RDC: ceux qui ont tué Floribert Chebeya et Fidèle Bazana

Pour la première fois, deux policiers reconnaissent avoir participé à différents degrés à l’assassinat des militants des droits de l’homme congolais, Floribert Chebeya et Fidèle Bazana et pointent les responsabilités de tous les protagonistes. Ce double meurtre est parmi les crimes les plus emblématiques de la présidence de Joseph Kabila. Depuis l’arrivée au pouvoir du Félix Tshisekedi, les appels se multiplient pour demander la réouverture du procès, jusqu’ici en vain, malgré les promesses du chef de l’État.
Le mardi 1er juin 2010 en fin de matinée, Hergil Ilunga wa Ilunga, simple adjudant de la police nationale de la République démocratique du Congo (RDC), reçoit deux appels qui vont changer sa vie. Le premier provient de son supérieur hiérarchique, le colonel Daniel Mukalay, inspecteur général à la direction des renseignements généraux et services spéciaux ; le second, du chef de l’opération du jour : le major Christian Ngoy Kenga Kenga. Cet officier commande le bataillon « Simba », l’un des plus redoutés de la police. Ancienne unité de l’armée reversée dans la Légion nationale Police d’intervention rapide (PIR), il est composé de fidèles du général John Numbi, l’homme des basses besognes sous la présidence de Joseph Kabila (2001-2019), aujourd’hui encore sous sanctions des États-Unis et de l’Union européenne. Depuis l’arrivée au pouvoir du président Félix Tshisekedi, ces officiers jadis intouchables ont connu quelques déboires. En juillet 2020, le général John Numbi a été écarté de tout poste de commandement, lui qui n’a pourtant jamais été inquiété par la justice. Sans affectation, il vit désormais quasi-reclus dans sa ferme du Haut-Katanga. Le major Christian Ngoy Kenga Kenga a, lui, été arrêté quelques semaines plus tard dans un restaurant de Lubumbashi pour port d’armes illégal et transféré le 3 septembre 2020 à Kinshasa, la capitale. Considéré en fuite depuis plus de dix ans, il avait été condamné par contumace pour l’assassinat de M. Chebeya et Bazana.

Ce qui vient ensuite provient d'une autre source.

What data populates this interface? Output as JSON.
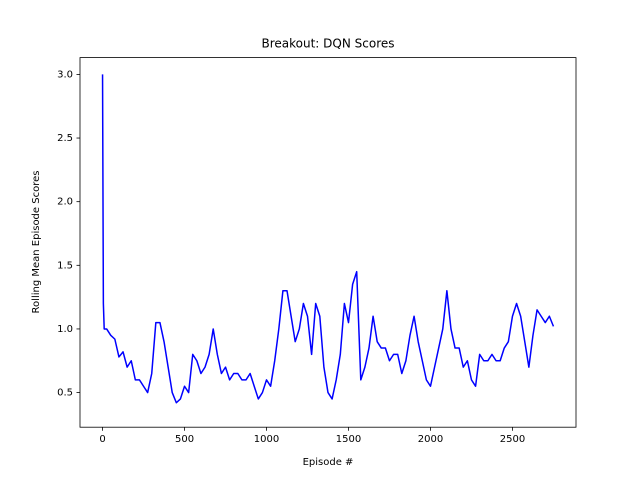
{
  "chart_data": {
    "type": "line",
    "title": "Breakout: DQN Scores",
    "x_label": "Episode #",
    "y_label": "Rolling Mean Episode Scores",
    "x": [
      0,
      5,
      10,
      25,
      50,
      75,
      100,
      125,
      150,
      175,
      200,
      225,
      250,
      275,
      300,
      325,
      350,
      375,
      400,
      425,
      450,
      475,
      500,
      525,
      550,
      575,
      600,
      625,
      650,
      675,
      700,
      725,
      750,
      775,
      800,
      825,
      850,
      875,
      900,
      925,
      950,
      975,
      1000,
      1025,
      1050,
      1075,
      1100,
      1125,
      1150,
      1175,
      1200,
      1225,
      1250,
      1275,
      1300,
      1325,
      1350,
      1375,
      1400,
      1425,
      1450,
      1475,
      1500,
      1525,
      1550,
      1575,
      1600,
      1625,
      1650,
      1675,
      1700,
      1725,
      1750,
      1775,
      1800,
      1825,
      1850,
      1875,
      1900,
      1925,
      1950,
      1975,
      2000,
      2025,
      2050,
      2075,
      2100,
      2125,
      2150,
      2175,
      2200,
      2225,
      2250,
      2275,
      2300,
      2325,
      2350,
      2375,
      2400,
      2425,
      2450,
      2475,
      2500,
      2525,
      2550,
      2575,
      2600,
      2625,
      2650,
      2675,
      2700,
      2725,
      2750
    ],
    "series": [
      {
        "name": "Rolling Mean Episode Scores",
        "color": "#0000ff",
        "values": [
          3.0,
          1.2,
          1.0,
          1.0,
          0.95,
          0.92,
          0.78,
          0.82,
          0.7,
          0.75,
          0.6,
          0.6,
          0.55,
          0.5,
          0.65,
          1.05,
          1.05,
          0.9,
          0.7,
          0.5,
          0.42,
          0.45,
          0.55,
          0.5,
          0.8,
          0.75,
          0.65,
          0.7,
          0.8,
          1.0,
          0.8,
          0.65,
          0.7,
          0.6,
          0.65,
          0.65,
          0.6,
          0.6,
          0.65,
          0.55,
          0.45,
          0.5,
          0.6,
          0.55,
          0.75,
          1.0,
          1.3,
          1.3,
          1.1,
          0.9,
          1.0,
          1.2,
          1.1,
          0.8,
          1.2,
          1.1,
          0.7,
          0.5,
          0.45,
          0.6,
          0.8,
          1.2,
          1.05,
          1.35,
          1.45,
          0.6,
          0.7,
          0.85,
          1.1,
          0.9,
          0.85,
          0.85,
          0.75,
          0.8,
          0.8,
          0.65,
          0.75,
          0.95,
          1.1,
          0.9,
          0.75,
          0.6,
          0.55,
          0.7,
          0.85,
          1.0,
          1.3,
          1.0,
          0.85,
          0.85,
          0.7,
          0.75,
          0.6,
          0.55,
          0.8,
          0.75,
          0.75,
          0.8,
          0.75,
          0.75,
          0.85,
          0.9,
          1.1,
          1.2,
          1.1,
          0.9,
          0.7,
          0.95,
          1.15,
          1.1,
          1.05,
          1.1,
          1.02
        ]
      }
    ],
    "xlim": [
      -137.5,
      2887.5
    ],
    "ylim": [
      0.228,
      3.132
    ],
    "xticks": [
      0,
      500,
      1000,
      1500,
      2000,
      2500
    ],
    "yticks": [
      0.5,
      {
        "value": 1,
        "label": "1.0"
      },
      1.5,
      {
        "value": 2,
        "label": "2.0"
      },
      2.5,
      {
        "value": 3,
        "label": "3.0"
      }
    ]
  }
}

« C’est à l’inspection qu’on les a étouffés »
En ce 1er juin, Hergil Ilunga wa Ilunga ne sait rien des projets macabres de sa hiérarchie. Simplement qu’il doit se rendre à l’inspection générale de la police dirigée à l’époque par le général Numbi et « rester en stand-by », qu’une mission importante l’y attend. « C’est à l’inspection qu’on les a étouffés », explique Hergil Ilunga en ligne depuis un pays d’exil dont il souhaite taire le nom. « Je ne connaissais pas Floribert Chebeya et son chauffeur Bazana avant », finit-il par ajouter. Même s’il n’a jamais fait partie des accusés dans ce dossier, Hergil Ilunga revendique être membre du commando de sept policiers chargés d’exécuter le plus célèbre des militants des droits de l’homme congolais. Le directeur exécutif de l’ONG La Voix des sans Voix, l’incorruptible Floribert Chebeya, a été retrouvé le 2 juin 2010 à Mitendi, en périphérie de Kinshasa, asphyxié dans sa voiture, avec des préservatifs et des faux ongles éparpillés sur le sol. Le corps de son assistant et ami, Fidèle Bazana, n’a jamais été retrouvé. De plus en plus de policiers comme Hergil Ilunga se disent prêts à « tout dire » à la justice, eux qui connaissent l’opération dans ses moindres détails. Tout ce qu’ils réclament, c’est l’arrestation du général John Numbi et la sécurité pour leurs familles. ►À lire aussi : Mort de Floribert Chebeya en RDC: la Fondation Clinton demande la réouverture du procès Hergil Ilunga se souvient des noms des agents impliqués, comme de chaque voiture qu’ils ont utilisée. Il y a la « Mazda grise » avec laquelle les deux activistes se sont rendus à l’inspection générale de la police, la « Defender blanche » du colonel Daniel Mukalay dans laquelle Fidèle Bazana a d’abord été étouffé. « Le major Christian Ngoy était le commandant de l’opération, il nous a dit de prendre le chauffeur de Chebeya et de l’amener dans la Defender, raconte Ilunga. C’était dans mon véhicule, il y avait Jacques Mugabo et Saddam ». Le commando s’est ensuite occupé de Floribert Chebeya. Hergil Ilunga et ses collègues vont chercher l’activiste qui attend toujours son rendez-vous avec le général John Numbi. « On l’a étouffé dans une autre jeep, celle de la police canine. Il y avait Jacques Mugabo, Bruno (Nyembo) Soti et Doudou (Ngoy) Ilunga », énumère encore Hergil Ilunga. Un septième policier, l’adjudant Ngoy Mulanga, est également présent, il garde l’entrée principale de l’Inspection générale de la police.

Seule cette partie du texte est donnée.